Other movements appeared in various counties. In 1949 the school of Tunis was founded, which marked the birth of modern painting in Tunisia and nurtured its vigorous development over the following decades. This movement included painters of diverse origins and styles, who were soon joined by Ali Bellagha, Yahia Turki, Amman Fathat, Jalal Ben Abdullah, etc. These artists differed from the Orientalist school in that they favored the representation of ordinary activities and traditional life. A decade later the School of Tunis consolidated this vision by finding new ways of representing both the real and the imaginary life of Tunis.

Much more intellectually engaged, the Group of Modern Artists in Baghdad was born in the 1950's and immediately involved itself in the cultural and artistic life of Iraq. It advocated a modernity which was open to the world but did not renounce its roots. This movement engendered not only painters but also theorists and critics. It manifestos and critical writings on contemporary art provided the movement with a solid theoretical base and the sense of a coherent vision, quite rare in the Arab world at that time. One of its most observant and perceptive members, Jabra Ibrahim Jabra, gives a good summary of the group's philosophy:

In their attempt to resolve the dialectic of the old and the new into a viable synthesis, the Iraqi artists and their defenders opened the way to a modernism which daringly emphasized its paradoxical nature, which no doubt explains its peculiar power. It is probably also the reason for the pre-eminence that Iraqi painting seems to have acquired in the wider currents of contemporary Arab art.

In the 1960's, the return of certain visual artists to their own countries after living in various Western capitals also favored the emergence of new artistic orientations. In Morocco, for example, the painting teachers Belkahia, Chebaa, and Melehi formed a group at the School of Fine Arts in Casablanca which led an intensely active cultural life, with the aims of furthering the contribution of the visual arts to the redefinition of "cultural identity" and the integration of the arts with social life.

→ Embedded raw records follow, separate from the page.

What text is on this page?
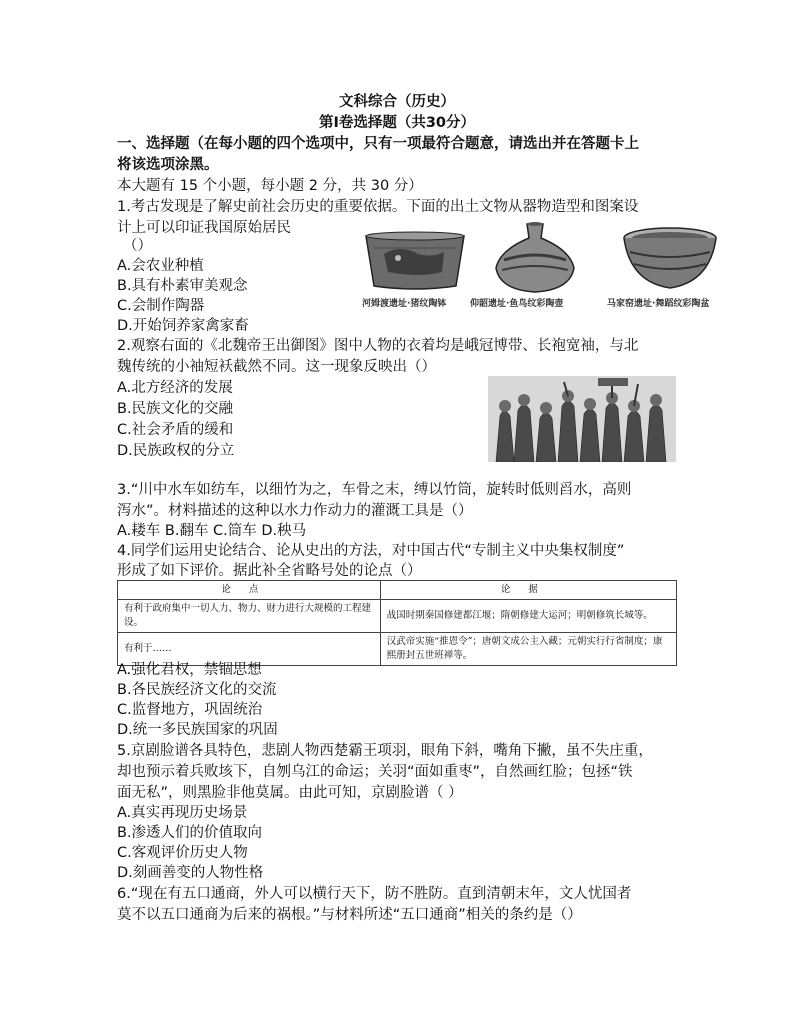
文科综合（历史）
第Ⅰ卷选择题（共30分）
一、选择题（在每小题的四个选项中，只有一项最符合题意，请选出并在答题卡上
将该选项涂黑。
本大题有 15 个小题，每小题 2 分，共 30 分）
1.考古发现是了解史前社会历史的重要依据。下面的出土文物从器物造型和图案设
计上可以印证我国原始居民
（）
A.会农业种植
B.具有朴素审美观念
C.会制作陶器
D.开始饲养家禽家畜
河姆渡遗址·猪纹陶钵	仰韶遗址·鱼鸟纹彩陶壶	马家窑遗址·舞蹈纹彩陶盆
2.观察右面的《北魏帝王出御图》图中人物的衣着均是峨冠博带、长袍宽袖，与北
魏传统的小袖短袄截然不同。这一现象反映出（）
A.北方经济的发展
B.民族文化的交融
C.社会矛盾的缓和
D.民族政权的分立
3.“川中水车如纺车，以细竹为之，车骨之末，缚以竹筒，旋转时低则舀水，高则
泻水”。材料描述的这种以水力作动力的灌溉工具是（）
A.耧车 B.翻车 C.筒车 D.秧马
4.同学们运用史论结合、论从史出的方法，对中国古代“专制主义中央集权制度”
形成了如下评价。据此补全省略号处的论点（）
论点	论据
有利于政府集中一切人力、物力、财力进行大规模的工程建设。	战国时期秦国修建都江堰；隋朝修建大运河；明朝修筑长城等。
有利于……	汉武帝实施“推恩令”；唐朝文成公主入藏；元朝实行行省制度；康熙册封五世班禅等。
A.强化君权，禁锢思想
B.各民族经济文化的交流
C.监督地方，巩固统治
D.统一多民族国家的巩固
5.京剧脸谱各具特色，悲剧人物西楚霸王项羽，眼角下斜，嘴角下撇，虽不失庄重，
却也预示着兵败垓下，自刎乌江的命运；关羽“面如重枣”，自然画红脸；包拯“铁
面无私”，则黑脸非他莫属。由此可知，京剧脸谱（ ）
A.真实再现历史场景
B.渗透人们的价值取向
C.客观评价历史人物
D.刻画善变的人物性格
6.“现在有五口通商，外人可以横行天下，防不胜防。直到清朝末年，文人忧国者
莫不以五口通商为后来的祸根。”与材料所述“五口通商”相关的条约是（）
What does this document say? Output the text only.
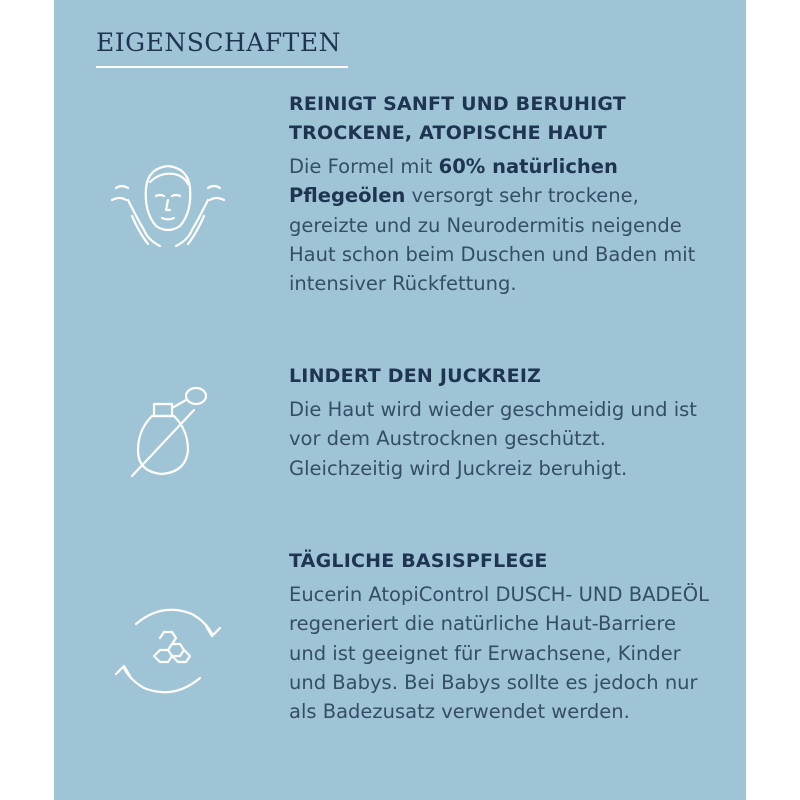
EIGENSCHAFTEN
REINIGT SANFT UND BERUHIGT
TROCKENE, ATOPISCHE HAUT

Die Formel mit 60% natürlichen Pflegeölen versorgt sehr trockene, gereizte und zu Neurodermitis neigende Haut schon beim Duschen und Baden mit intensiver Rückfettung.

LINDERT DEN JUCKREIZ

Die Haut wird wieder geschmeidig und ist vor dem Austrocknen geschützt. Gleichzeitig wird Juckreiz beruhigt.

TÄGLICHE BASISPFLEGE

Eucerin AtopiControl DUSCH- UND BADEÖL regeneriert die natürliche Haut-Barriere und ist geeignet für Erwachsene, Kinder und Babys. Bei Babys sollte es jedoch nur als Badezusatz verwendet werden.
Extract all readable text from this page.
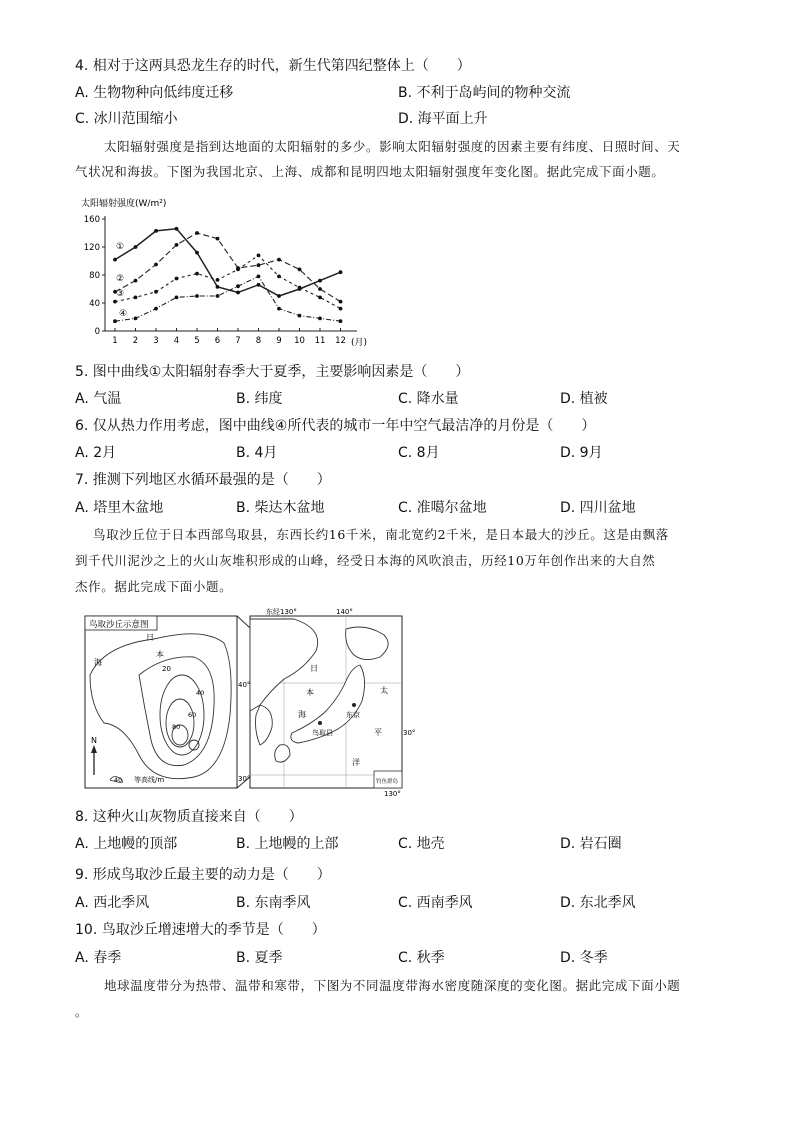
4. 相对于这两具恐龙生存的时代，新生代第四纪整体上（　　）
A. 生物物种向低纬度迁移	B. 不利于岛屿间的物种交流
C. 冰川范围缩小	D. 海平面上升
太阳辐射强度是指到达地面的太阳辐射的多少。影响太阳辐射强度的因素主要有纬度、日照时间、天
气状况和海拔。下图为我国北京、上海、成都和昆明四地太阳辐射强度年变化图。据此完成下面小题。
太阳辐射强度(W/m²)
0
40
80
120
160
1 2 3 4 5 6 7 8 9 10 11 12
①
②
③
④
(月)
5. 图中曲线①太阳辐射春季大于夏季，主要影响因素是（　　）
A. 气温	B. 纬度	C. 降水量	D. 植被
6. 仅从热力作用考虑，图中曲线④所代表的城市一年中空气最洁净的月份是（　　）
A. 2月	B. 4月	C. 8月	D. 9月
7. 推测下列地区水循环最强的是（　　）
A. 塔里木盆地	B. 柴达木盆地	C. 准噶尔盆地	D. 四川盆地
鸟取沙丘位于日本西部鸟取县，东西长约16千米，南北宽约2千米，是日本最大的沙丘。这是由飘落
到千代川泥沙之上的火山灰堆积形成的山峰，经受日本海的风吹浪击，历经10万年创作出来的大自然
杰作。据此完成下面小题。
鸟取沙丘示意图
海
日
本
20
40
60
80
N
40 等高线/m
东经130°	140°
130°
40°
30°
30°
日
本
海
太
平
洋
东京
鸟取县
钓鱼群岛
8. 这种火山灰物质直接来自（　　）
A. 上地幔的顶部	B. 上地幔的上部	C. 地壳	D. 岩石圈
9. 形成鸟取沙丘最主要的动力是（　　）
A. 西北季风	B. 东南季风	C. 西南季风	D. 东北季风
10. 鸟取沙丘增速增大的季节是（　　）
A. 春季	B. 夏季	C. 秋季	D. 冬季
地球温度带分为热带、温带和寒带，下图为不同温度带海水密度随深度的变化图。据此完成下面小题
。
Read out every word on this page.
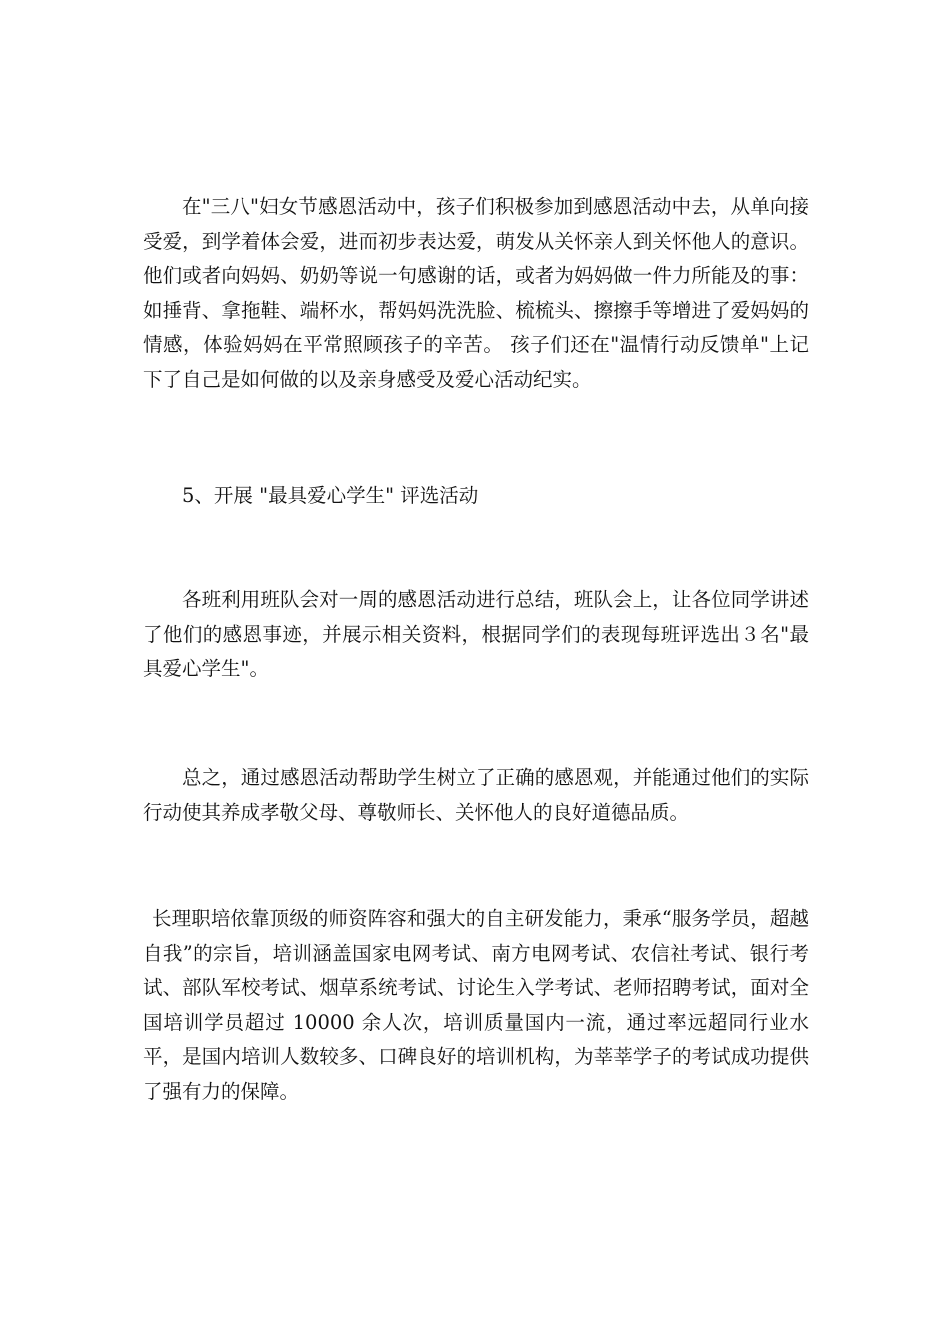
在"三八"妇女节感恩活动中，孩子们积极参加到感恩活动中去，从单向接受爱，到学着体会爱，进而初步表达爱，萌发从关怀亲人到关怀他人的意识。他们或者向妈妈、奶奶等说一句感谢的话，或者为妈妈做一件力所能及的事：如捶背、拿拖鞋、端杯水，帮妈妈洗洗脸、梳梳头、擦擦手等增进了爱妈妈的情感，体验妈妈在平常照顾孩子的辛苦。 孩子们还在"温情行动反馈单"上记下了自己是如何做的以及亲身感受及爱心活动纪实。

5、开展 "最具爱心学生" 评选活动

各班利用班队会对一周的感恩活动进行总结，班队会上，让各位同学讲述了他们的感恩事迹，并展示相关资料，根据同学们的表现每班评选出３名"最具爱心学生"。

总之，通过感恩活动帮助学生树立了正确的感恩观，并能通过他们的实际行动使其养成孝敬父母、尊敬师长、关怀他人的良好道德品质。

长理职培依靠顶级的师资阵容和强大的自主研发能力，秉承“服务学员，超越自我”的宗旨，培训涵盖国家电网考试、南方电网考试、农信社考试、银行考试、部队军校考试、烟草系统考试、讨论生入学考试、老师招聘考试，面对全国培训学员超过 10000 余人次，培训质量国内一流，通过率远超同行业水平，是国内培训人数较多、口碑良好的培训机构，为莘莘学子的考试成功提供了强有力的保障。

Other painters, as well as writers poets, architects, etc., pursued ways in which art could be a vehicle for reflection and culture. This period in Morocco was notable for the opening of many art galleries, the creation of cultural journals, and the realization of a wide range of other innovative projects.

Also in the sixties, Lebanon saw the birth of innovative artistic practices and the flourishing of numerous art galleries, of which the most influential was undoubtedly Gallery One, founded by the poet Youssef El- Khal and his wife Helen. At about the same time, Janine Rebeize and a group of other Lebanese intellectuals created the Dar- El- Fan, which was destined to play a major role in the artistic life of Beirut. An exhibition space, it also became a meeting - place for exchanges between artist, intellectuals, and art-lovers. The gallery contact, with a wider base, exhibited artists from other counties in the Middle East, notably Iraq. This new dimension would serve to give Beirut a pivotal role on the contemporary Arab art scene.